300 bin kişilik AHBAP...
Sanatçının söylediğine göre, şu anda sahada çalışan 30 bin gönüllü var ama bekleyenlerle ve temsilcilerle birlikte
300 bin kişiyi bulmuş AHBAP...
Levent’in; ‘sevgi ve gerçeğin peşindeki’ platformu, tüm Türkiye’ye yayılmaya devam ediyor. İnsani değerlere ve iyilik görmeye toplumca öyle aç kalmışız ki, Haluk Levent’in bir başına başlattığı bu hareketin hızla büyüdüğünü görmek, anlatılamaz bir mutluluk...

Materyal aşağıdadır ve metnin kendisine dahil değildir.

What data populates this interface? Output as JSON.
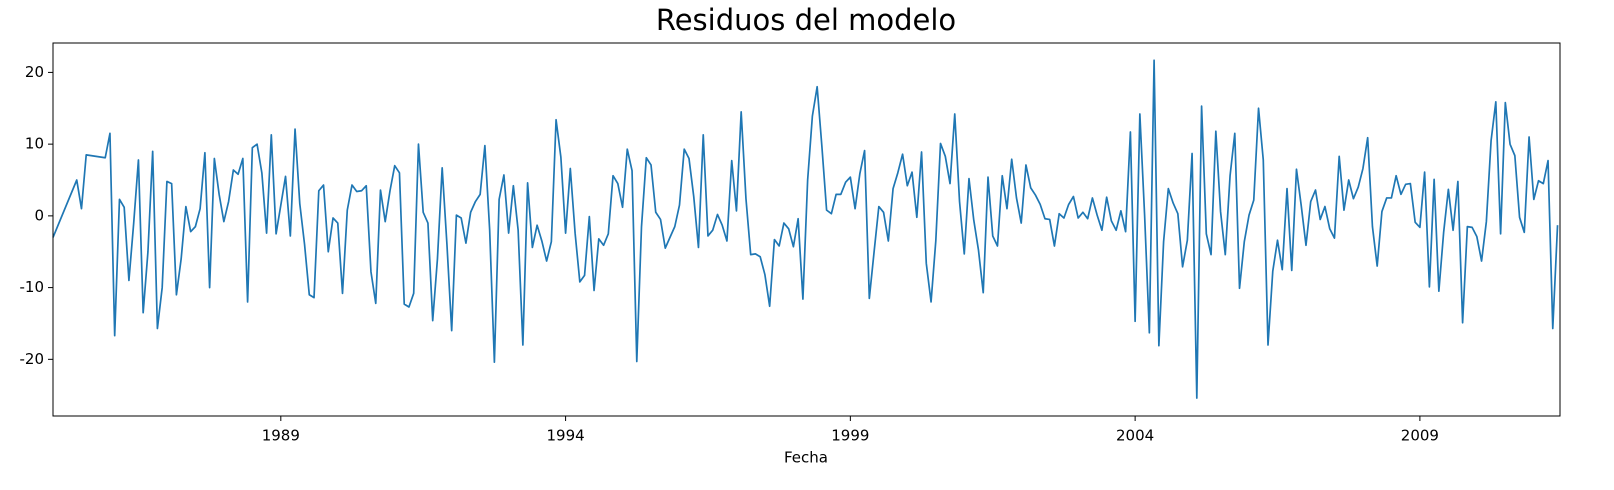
{
  "chart_data": {
    "type": "line",
    "title": "Residuos del modelo",
    "xlabel": "Fecha",
    "x": [
      1985.0,
      1985.417,
      1985.5,
      1985.583,
      1985.917,
      1986.0,
      1986.083,
      1986.167,
      1986.25,
      1986.333,
      1986.417,
      1986.5,
      1986.583,
      1986.667,
      1986.75,
      1986.833,
      1986.917,
      1987.0,
      1987.083,
      1987.167,
      1987.25,
      1987.333,
      1987.417,
      1987.5,
      1987.583,
      1987.667,
      1987.75,
      1987.833,
      1987.917,
      1988.0,
      1988.083,
      1988.167,
      1988.25,
      1988.333,
      1988.417,
      1988.5,
      1988.583,
      1988.667,
      1988.75,
      1988.833,
      1988.917,
      1989.0,
      1989.083,
      1989.167,
      1989.25,
      1989.333,
      1989.417,
      1989.5,
      1989.583,
      1989.667,
      1989.75,
      1989.833,
      1989.917,
      1990.0,
      1990.083,
      1990.167,
      1990.25,
      1990.333,
      1990.417,
      1990.5,
      1990.583,
      1990.667,
      1990.75,
      1990.833,
      1990.917,
      1991.0,
      1991.083,
      1991.167,
      1991.25,
      1991.333,
      1991.417,
      1991.5,
      1991.583,
      1991.667,
      1991.75,
      1991.833,
      1991.917,
      1992.0,
      1992.083,
      1992.167,
      1992.25,
      1992.333,
      1992.417,
      1992.5,
      1992.583,
      1992.667,
      1992.75,
      1992.833,
      1992.917,
      1993.0,
      1993.083,
      1993.167,
      1993.25,
      1993.333,
      1993.417,
      1993.5,
      1993.583,
      1993.667,
      1993.75,
      1993.833,
      1993.917,
      1994.0,
      1994.083,
      1994.167,
      1994.25,
      1994.333,
      1994.417,
      1994.5,
      1994.583,
      1994.667,
      1994.75,
      1994.833,
      1994.917,
      1995.0,
      1995.083,
      1995.167,
      1995.25,
      1995.333,
      1995.417,
      1995.5,
      1995.583,
      1995.667,
      1995.75,
      1995.833,
      1995.917,
      1996.0,
      1996.083,
      1996.167,
      1996.25,
      1996.333,
      1996.417,
      1996.5,
      1996.583,
      1996.667,
      1996.75,
      1996.833,
      1996.917,
      1997.0,
      1997.083,
      1997.167,
      1997.25,
      1997.333,
      1997.417,
      1997.5,
      1997.583,
      1997.667,
      1997.75,
      1997.833,
      1997.917,
      1998.0,
      1998.083,
      1998.167,
      1998.25,
      1998.333,
      1998.417,
      1998.5,
      1998.583,
      1998.667,
      1998.75,
      1998.833,
      1998.917,
      1999.0,
      1999.083,
      1999.167,
      1999.25,
      1999.333,
      1999.417,
      1999.5,
      1999.583,
      1999.667,
      1999.75,
      1999.833,
      1999.917,
      2000.0,
      2000.083,
      2000.167,
      2000.25,
      2000.333,
      2000.417,
      2000.5,
      2000.583,
      2000.667,
      2000.75,
      2000.833,
      2000.917,
      2001.0,
      2001.083,
      2001.167,
      2001.25,
      2001.333,
      2001.417,
      2001.5,
      2001.583,
      2001.667,
      2001.75,
      2001.833,
      2001.917,
      2002.0,
      2002.083,
      2002.167,
      2002.25,
      2002.333,
      2002.417,
      2002.5,
      2002.583,
      2002.667,
      2002.75,
      2002.833,
      2002.917,
      2003.0,
      2003.083,
      2003.167,
      2003.25,
      2003.333,
      2003.417,
      2003.5,
      2003.583,
      2003.667,
      2003.75,
      2003.833,
      2003.917,
      2004.0,
      2004.083,
      2004.167,
      2004.25,
      2004.333,
      2004.417,
      2004.5,
      2004.583,
      2004.667,
      2004.75,
      2004.833,
      2004.917,
      2005.0,
      2005.083,
      2005.167,
      2005.25,
      2005.333,
      2005.417,
      2005.5,
      2005.583,
      2005.667,
      2005.75,
      2005.833,
      2005.917,
      2006.0,
      2006.083,
      2006.167,
      2006.25,
      2006.333,
      2006.417,
      2006.5,
      2006.583,
      2006.667,
      2006.75,
      2006.833,
      2006.917,
      2007.0,
      2007.083,
      2007.167,
      2007.25,
      2007.333,
      2007.417,
      2007.5,
      2007.583,
      2007.667,
      2007.75,
      2007.833,
      2007.917,
      2008.0,
      2008.083,
      2008.167,
      2008.25,
      2008.333,
      2008.417,
      2008.5,
      2008.583,
      2008.667,
      2008.75,
      2008.833,
      2008.917,
      2009.0,
      2009.083,
      2009.167,
      2009.25,
      2009.333,
      2009.417,
      2009.5,
      2009.583,
      2009.667,
      2009.75,
      2009.833,
      2009.917,
      2010.0,
      2010.083,
      2010.167,
      2010.25,
      2010.333,
      2010.417,
      2010.5,
      2010.583,
      2010.667,
      2010.75,
      2010.833,
      2010.917,
      2011.0,
      2011.083,
      2011.167,
      2011.25,
      2011.333,
      2011.417
    ],
    "series": [
      {
        "color": "#1f77b4",
        "values": [
          -3,
          5,
          1,
          8.5,
          8.1,
          11.5,
          -16.7,
          2.3,
          1.2,
          -9,
          -1,
          7.8,
          -13.5,
          -5,
          9,
          -15.7,
          -10,
          4.8,
          4.5,
          -11,
          -6,
          1.3,
          -2.2,
          -1.5,
          1,
          8.8,
          -10,
          8,
          3,
          -0.8,
          2,
          6.4,
          5.8,
          8,
          -12,
          9.5,
          10,
          6,
          -2.4,
          11.3,
          -2.5,
          1.5,
          5.5,
          -2.8,
          12.1,
          1.7,
          -4,
          -11,
          -11.4,
          3.5,
          4.3,
          -5,
          -0.3,
          -1,
          -10.8,
          0.8,
          4.3,
          3.4,
          3.5,
          4.2,
          -7.8,
          -12.2,
          3.6,
          -0.8,
          3.5,
          7,
          6,
          -12.3,
          -12.7,
          -10.8,
          10,
          0.5,
          -1,
          -14.6,
          -6,
          6.7,
          -4,
          -16,
          0.1,
          -0.3,
          -3.8,
          0.5,
          2,
          3,
          9.8,
          -2,
          -20.4,
          2.3,
          5.7,
          -2.4,
          4.2,
          -2,
          -18,
          4.6,
          -4.4,
          -1.3,
          -3.5,
          -6.3,
          -3.6,
          13.4,
          8.2,
          -2.4,
          6.6,
          -2.4,
          -9.2,
          -8.3,
          -0.1,
          -10.4,
          -3.2,
          -4.1,
          -2.5,
          5.6,
          4.5,
          1.2,
          9.3,
          6.3,
          -20.3,
          -1.5,
          8.1,
          7.1,
          0.5,
          -0.5,
          -4.5,
          -3,
          -1.5,
          1.5,
          9.3,
          8,
          2.7,
          -4.4,
          11.3,
          -2.8,
          -2,
          0.2,
          -1.3,
          -3.5,
          7.7,
          0.7,
          14.5,
          2.4,
          -5.4,
          -5.3,
          -5.7,
          -8.2,
          -12.6,
          -3.3,
          -4.2,
          -1,
          -1.8,
          -4.3,
          -0.4,
          -11.6,
          5,
          13.9,
          18,
          9.7,
          0.8,
          0.3,
          3,
          3,
          4.7,
          5.4,
          1,
          5.9,
          9.1,
          -11.5,
          -5,
          1.3,
          0.5,
          -3.5,
          3.8,
          6,
          8.6,
          4.2,
          6.1,
          -0.2,
          8.9,
          -6.6,
          -12,
          -3.5,
          10.1,
          8.3,
          4.5,
          14.2,
          2,
          -5.3,
          5.2,
          -0.6,
          -4.8,
          -10.7,
          5.4,
          -2.8,
          -4.2,
          5.6,
          1,
          7.9,
          2.5,
          -1,
          7.1,
          3.9,
          2.9,
          1.6,
          -0.4,
          -0.5,
          -4.2,
          0.3,
          -0.3,
          1.6,
          2.7,
          -0.3,
          0.5,
          -0.4,
          2.5,
          0.1,
          -2,
          2.6,
          -0.7,
          -2,
          0.7,
          -2.2,
          11.7,
          -14.7,
          14.2,
          0,
          -16.3,
          21.7,
          -18.1,
          -3.6,
          3.8,
          1.8,
          0.3,
          -7.1,
          -3.4,
          8.7,
          -25.4,
          15.3,
          -2.5,
          -5.4,
          11.8,
          0.6,
          -5.4,
          5.6,
          11.5,
          -10.1,
          -3.6,
          0.1,
          2.2,
          15,
          7.8,
          -18,
          -7.7,
          -3.4,
          -7.5,
          3.8,
          -7.6,
          6.5,
          1.4,
          -4.1,
          2,
          3.6,
          -0.5,
          1.3,
          -1.8,
          -3.1,
          8.3,
          0.8,
          5,
          2.4,
          4,
          6.6,
          10.9,
          -1.5,
          -7,
          0.6,
          2.5,
          2.5,
          5.6,
          3,
          4.4,
          4.5,
          -0.9,
          -1.6,
          6.1,
          -9.9,
          5.1,
          -10.5,
          -2.3,
          3.7,
          -2,
          4.8,
          -14.9,
          -1.5,
          -1.6,
          -2.9,
          -6.3,
          -0.8,
          10.5,
          15.9,
          -2.5,
          15.8,
          10,
          8.4,
          -0.2,
          -2.3,
          11,
          2.3,
          4.9,
          4.5,
          7.7,
          -15.7,
          -1.3
        ]
      }
    ],
    "xlim": [
      1985.0,
      2011.46
    ],
    "xticks": [
      1989,
      1994,
      1999,
      2004,
      2009
    ],
    "ylim": [
      -27.9,
      24.1
    ],
    "yticks": [
      -20,
      -10,
      0,
      10,
      20
    ]
  }
}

Onun için “Bakan olsun” diyenler var. Böyle bir isteği olduğunu sanmıyorum ama nasıl da hak ediyor bunu ve bakanlığın hakkını ne kadar iyi verir düşünsenize... Hani filmlerde en zor anlarda ortaya çıkıp, yardıma ihtiyacı olanları kurtaran kahramanlar vardır ya, onu aynen öyle görüyorum ve hiç tanımadan çok fazla seviyorum. Bu halk kahramanı ve onun önderliğindeki tüm AHBAP’lar; iyi ki varsınız, iyi insan olup elini taşın altına koyunca, imkansız görünen her şeyin gerçekleşebileceğini her adımınızla ispat ediyorsunuz.
DEPREM KORKUSU SARDI!
Son günlerde art arda gelen depremler “Büyük İstanbul depreminin habercisi mi?” diye hepimiz korku içindeyiz. Son olarak perşembe günü bulunduğum kalabalık bina bir anda boşaltılıp, yüzlerce kişi açık alanda toplandığımızda yaşadığım endişeyi anlatamam. Üstelik böyle bir tehlike anında cep telefonlarının çalışmadığını görmek, daha da endişe vericiydi. Akşamları yatarken ayakkabılarımızı, giyeceğimizi yatağın yanına koymaya başladık bizim evde, çok can sıkıcı... Deprem çantası da hazırlayacağız. Korkuyla uykuya dalmaya, aynı korkuyla uyanıp, hayatımızı yaşamaya alışmak zor ama sarsıntılar İstanbul’u yoklamaya başladığına göre, böyle olacak. Allah hepimizi korusun.